Almost immediately, Kobe Bryant buried a triple.
Good news, I guess, but quickly the responses came back. "But there goes their perfect game!" lamented "rumdood." Yes, Wednesday night's parade of failure included failing to fail in the most interesting way possible, insofar as disastrous shooting statistics are concerned. In the end, after Ron Artest kicked in with a completely meaningless three of his own with 27 seconds remaining (call it his grand finale before his ejection-prompting iron claw on J.J. Barea), the Lakers finished a robust 2-0f-20 from 3-point range.
(Add that to a miserable 11-of-20 night at the free throw line- pull any of the 18,997 in the crowd at random, and they're likely to do just as well- and the Lakers clearly suffered a horrible shooting night on nearly every level.)
On its face, the 10 percent figure appears fluky, but unfortunately for the Lakers, not as much as it should. Take away Kobe's 5-for-9 in Game 1, and the rest of the team shot (wait for it) 10 percent from beyond the arc. Unusually low, too, but for the Lakers to be struggling from the perimeter over the first two games of the series is not a shock. During the regular season, they were 17th in 3-point percentage, and 26th in long 2's (16-23 feet). Point being, this isn't a new problem.
Normally, the Lakers compensate in large part through excellent play in the paint, but as it's been throughout the playoffs, Pau Gasol was unreliable Wednesday night, to the point the Staples Center crowd booed him during the third quarter. His inability to produce with any sort of consistency only exacerbates the team's shooting woes. If Pau can't command a double on the block- or at least attract a lot of eyes- as he has through his tenure in L.A., the Lakers have more trouble creating space for their shooters, only decreasing the likelihood of converting from outside. If they can't hit from outside, Dallas has little reason to do anything but pack their defense as close to the basket as possible, making it harder for the Lakers to move the ball and play to strengths.

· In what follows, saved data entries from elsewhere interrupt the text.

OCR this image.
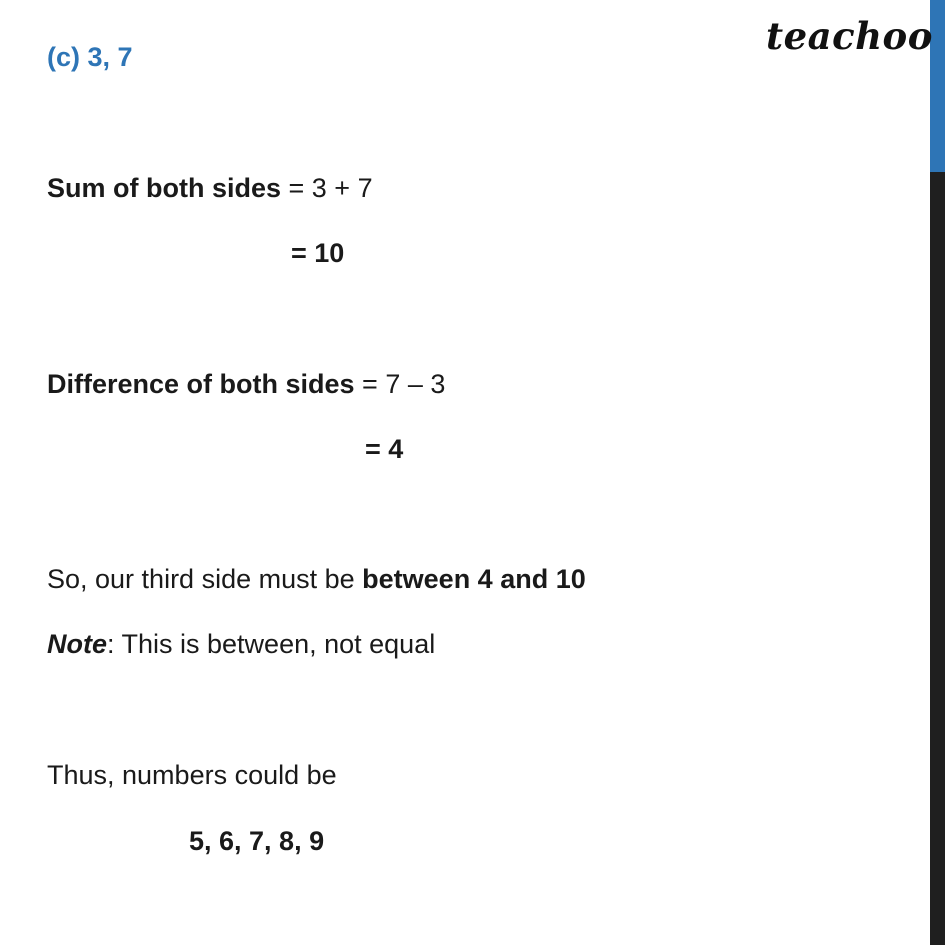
teachoo
(c) 3, 7
Sum of both sides = 3 + 7
= 10
Difference of both sides = 7 – 3
= 4
So, our third side must be between 4 and 10
Note: This is between, not equal
Thus, numbers could be
5, 6, 7, 8, 9
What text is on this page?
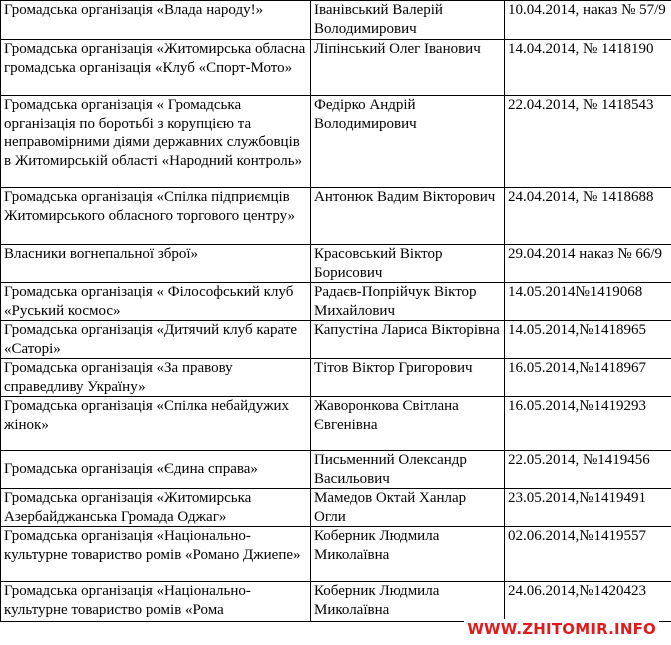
Громадська організація «Влада народу!»	Іванівський Валерій Володимирович	10.04.2014, наказ № 57/9
Громадська організація «Житомирська обласна громадська організація «Клуб «Спорт-Мото»	Ліпінський Олег Іванович	14.04.2014, № 1418190
Громадська організація « Громадська організація по боротьбі з корупцією та неправомірними діями державних службовців в Житомирській області «Народний контроль»	Федірко Андрій Володимирович	22.04.2014, № 1418543
Громадська організація «Спілка підприємців Житомирського обласного торгового центру»	Антонюк Вадим Вікторович	24.04.2014, № 1418688
Власники вогнепальної зброї»	Красовський Віктор Борисович	29.04.2014 наказ № 66/9
Громадська організація « Філософський клуб «Руський космос»	Радаєв-Попрійчук Віктор Михайлович	14.05.2014№1419068
Громадська організація «Дитячий клуб карате «Саторі»	Капустіна Лариса Вікторівна	14.05.2014,№1418965
Громадська організація «За правову справедливу Україну»	Тітов Віктор Григорович	16.05.2014,№1418967
Громадська організація «Спілка небайдужих жінок»	Жаворонкова Світлана Євгенівна	16.05.2014,№1419293
Громадська організація «Єдина справа»	Письменний Олександр Васильович	22.05.2014, №1419456
Громадська організація «Житомирська Азербайджанська Громада Оджаг»	Мамедов Октай Ханлар Огли	23.05.2014,№1419491
Громадська організація «Національно-культурне товариство ромів «Романо Джиепе»	Коберник Людмила Миколаївна	02.06.2014,№1419557
Громадська організація «Національно-культурне товариство ромів «Рома	Коберник Людмила Миколаївна	24.06.2014,№1420423
WWW.ZHITOMIR.INFO
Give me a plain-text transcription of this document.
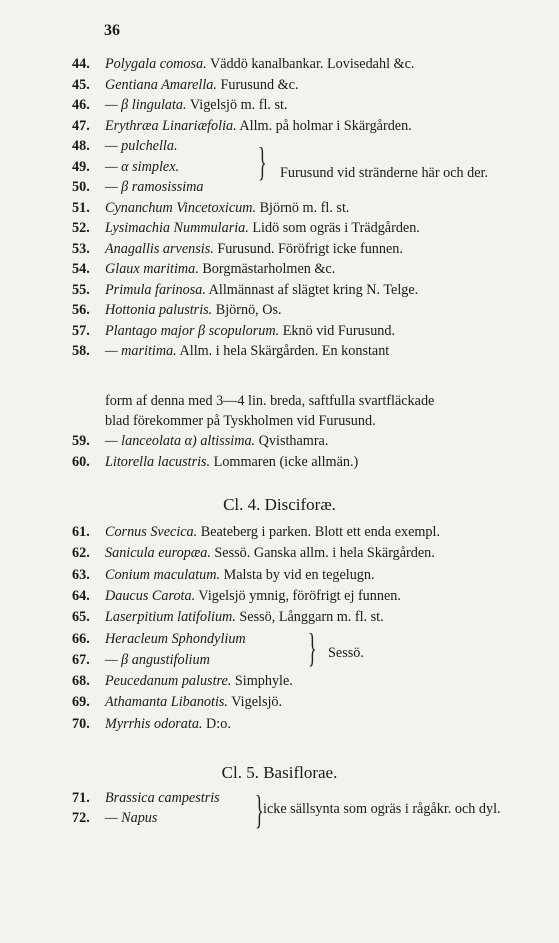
36
44.	Polygala comosa. Väddö kanalbankar. Lovisedahl &c.
45.	Gentiana Amarella. Furusund &c.
46.	— β lingulata. Vigelsjö m. fl. st.
47.	Erythræa Linariæfolia. Allm. på holmar i Skärgården.
48.	— pulchella.
49.	— α simplex.
50.	— β ramosissima
51.	Cynanchum Vincetoxicum. Björnö m. fl. st.
52.	Lysimachia Nummularia. Lidö som ogräs i Trädgården.
53.	Anagallis arvensis. Furusund. Föröfrigt icke funnen.
54.	Glaux maritima. Borgmästarholmen &c.
55.	Primula farinosa. Allmännast af slägtet kring N. Telge.
56.	Hottonia palustris. Björnö, Os.
57.	Plantago major β scopulorum. Eknö vid Furusund.
58.	— maritima. Allm. i hela Skärgården. En konstant
} Furusund vid stränderne här och der.
form af denna med 3—4 lin. breda, saftfulla svartfläckade
blad förekommer på Tyskholmen vid Furusund.
59.	— lanceolata α) altissima. Qvisthamra.
60.	Litorella lacustris. Lommaren (icke allmän.)
Cl. 4. Disciforæ.
61.	Cornus Svecica. Beateberg i parken. Blott ett enda exempl.
62.	Sanicula europæa. Sessö. Ganska allm. i hela Skärgården.
63.	Conium maculatum. Malsta by vid en tegelugn.
64.	Daucus Carota. Vigelsjö ymnig, föröfrigt ej funnen.
65.	Laserpitium latifolium. Sessö, Långgarn m. fl. st.
66.	Heracleum Sphondylium
67.	— β angustifolium
68.	Peucedanum palustre. Simphyle.
69.	Athamanta Libanotis. Vigelsjö.
70.	Myrrhis odorata. D:o.
} Sessö.
Cl. 5. Basiflorae.
71.	Brassica campestris
72.	— Napus } icke sällsynta som ogräs i rågåkr. och dyl.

I didn't expect 10 percent bad, but have noted for a while how an inability to hit shots would at some point cost the Lakers. They have a chance to fix it (and will surely be better Friday, almost by default), but anyone counting on a vast improvement could be disappointed. As Phil Jackson said before Game 2, the expectation is teams will shoot their average over the course of a series.
Of course, he was talking about Dallas and how their strong 3-point percentage in Game 1 wasn't an indication the Mavs would bounce the Lakers from the series by bombing from downtown. They'd find their mean. Except the same thing about the Lakers, and L.A.'s season averages aren't that good. Rick Carlisle will happily bet L.A. can't shoot it's way to four wins in five games. Will a move back to normal, or close to it, be enough to swing momentum for the Lakers, given how Dallas also has areas they can point to and expect improvement, particularly heading home? In past years, the Lakers had enough margin for error to get by, despite erratic production from outside.
Now, particularly with Gasol gone haywire and so many other issues also on the table, they clearly don't.